A maioria dos bancos centrais evita a ideia da tecnologia de registro distribuído (DLT), mas o Banco Central da Suécia usará a DLT para testar a moeda digital e-krona.
E-Krona, um projeto em desenvolvimento para o Banco Central da Suécia DLT
A tecnologia da e-krona é baseada na R3 Corda e foi desenvolvida pela Accenture, com previsão de crescimento gradual. Os testes da e-krona serão simulados até 2021, após o que será tomada a decisão sobre a continuidade do projeto de tecnologia de registro distribuído (DLT) do banco central sueco.
O plano da Suécia não contempla os pequenos bancos, mas a tecnologia de registro digital será simulada a partir da estrutura da rede fechada do Banco Central. Segundo a redação, a Accenture está na fase final de testes.
Após a aversão dos suecos ao cashem espécie, Sveriges entrou em ação para criar uma moeda digital conhecida como e-krona, embora não tivesse clareza sobre a tecnologia que poderia usar para implementá-la.
Desde o início do projeto em 2017, a tecnologia DLT (Distributed Ledger Technology) tem sido a sua escolha. Sveriges reconheceu que os métodos tecnológicos já existentes, que eram centralizados, eram mais complexos em termos técnicos e de recursos.

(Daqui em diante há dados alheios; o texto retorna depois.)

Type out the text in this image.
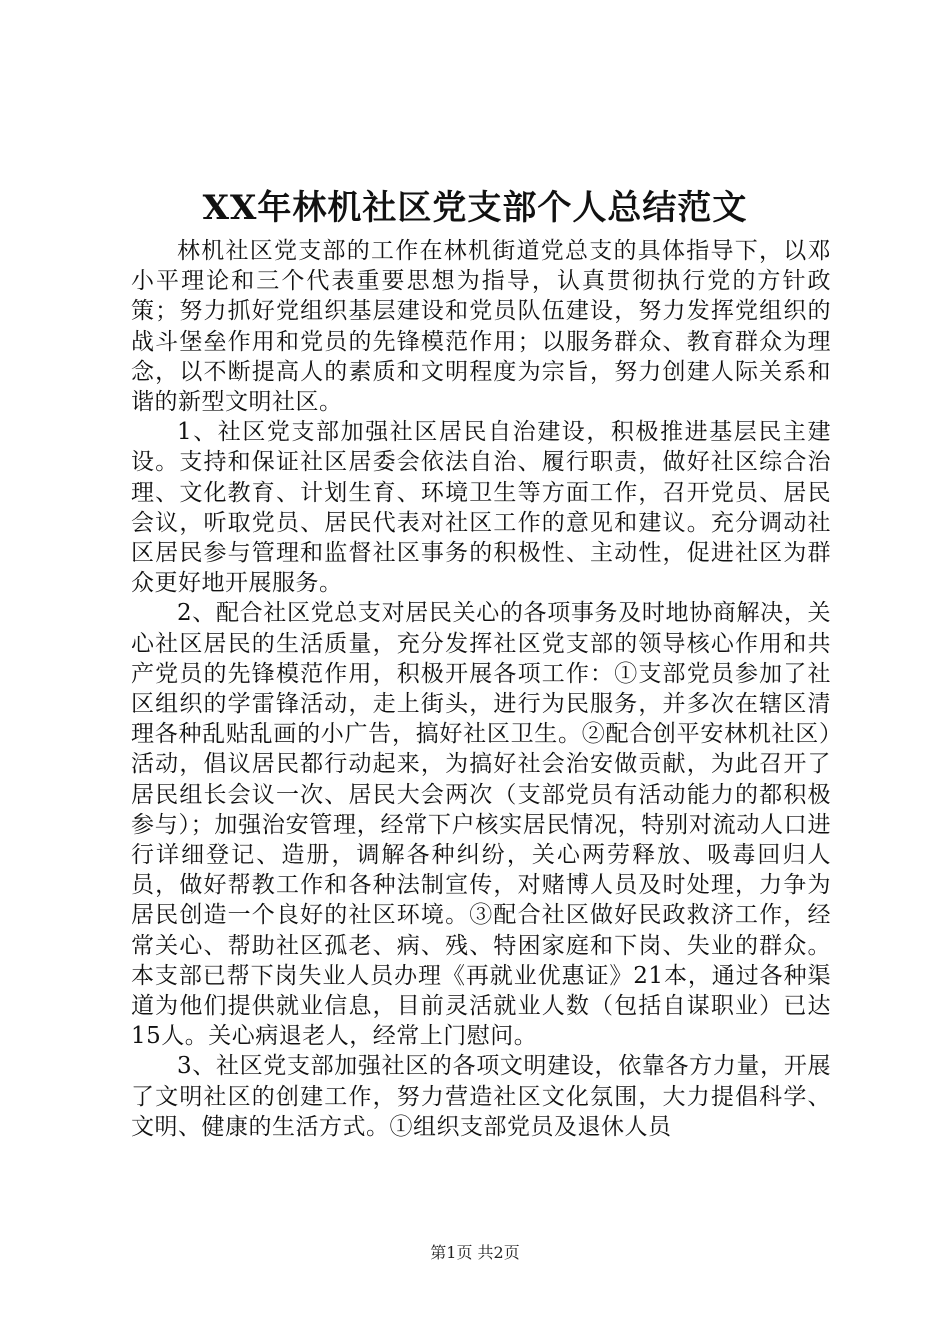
XX年林机社区党支部个人总结范文

林机社区党支部的工作在林机街道党总支的具体指导下，以邓小平理论和三个代表重要思想为指导，认真贯彻执行党的方针政策；努力抓好党组织基层建设和党员队伍建设，努力发挥党组织的战斗堡垒作用和党员的先锋模范作用；以服务群众、教育群众为理念，以不断提高人的素质和文明程度为宗旨，努力创建人际关系和谐的新型文明社区。

1、社区党支部加强社区居民自治建设，积极推进基层民主建设。支持和保证社区居委会依法自治、履行职责，做好社区综合治理、文化教育、计划生育、环境卫生等方面工作，召开党员、居民会议，听取党员、居民代表对社区工作的意见和建议。充分调动社区居民参与管理和监督社区事务的积极性、主动性，促进社区为群众更好地开展服务。

2、配合社区党总支对居民关心的各项事务及时地协商解决，关心社区居民的生活质量，充分发挥社区党支部的领导核心作用和共产党员的先锋模范作用，积极开展各项工作：①支部党员参加了社区组织的学雷锋活动，走上街头，进行为民服务，并多次在辖区清理各种乱贴乱画的小广告，搞好社区卫生。②配合创平安林机社区）活动，倡议居民都行动起来，为搞好社会治安做贡献，为此召开了居民组长会议一次、居民大会两次（支部党员有活动能力的都积极参与）；加强治安管理，经常下户核实居民情况，特别对流动人口进行详细登记、造册，调解各种纠纷，关心两劳释放、吸毒回归人员，做好帮教工作和各种法制宣传，对赌博人员及时处理，力争为居民创造一个良好的社区环境。③配合社区做好民政救济工作，经常关心、帮助社区孤老、病、残、特困家庭和下岗、失业的群众。本支部已帮下岗失业人员办理《再就业优惠证》21本，通过各种渠道为他们提供就业信息，目前灵活就业人数（包括自谋职业）已达15人。关心病退老人，经常上门慰问。

3、社区党支部加强社区的各项文明建设，依靠各方力量，开展了文明社区的创建工作，努力营造社区文化氛围，大力提倡科学、文明、健康的生活方式。①组织支部党员及退休人员

第1页 共2页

Ele afirmou que, tecnicamente, naquele momento específico, não encontrou nenhum obstáculo para uma solução como a e-krona, que era baseada em um registro centralizado, visto que o sistema de transferência de dinheiro do banco, o RIX, era construído em uma plataforma semelhante.
Em 2017, o Sveriges não estava disposto a apostar em um sistema considerado problemático, frágil e ainda não testado. Essas observações foram feitas pelo banco porque a tecnologia ainda era nova e os principais bancos centrais do mundo não haviam trilhado esse caminho.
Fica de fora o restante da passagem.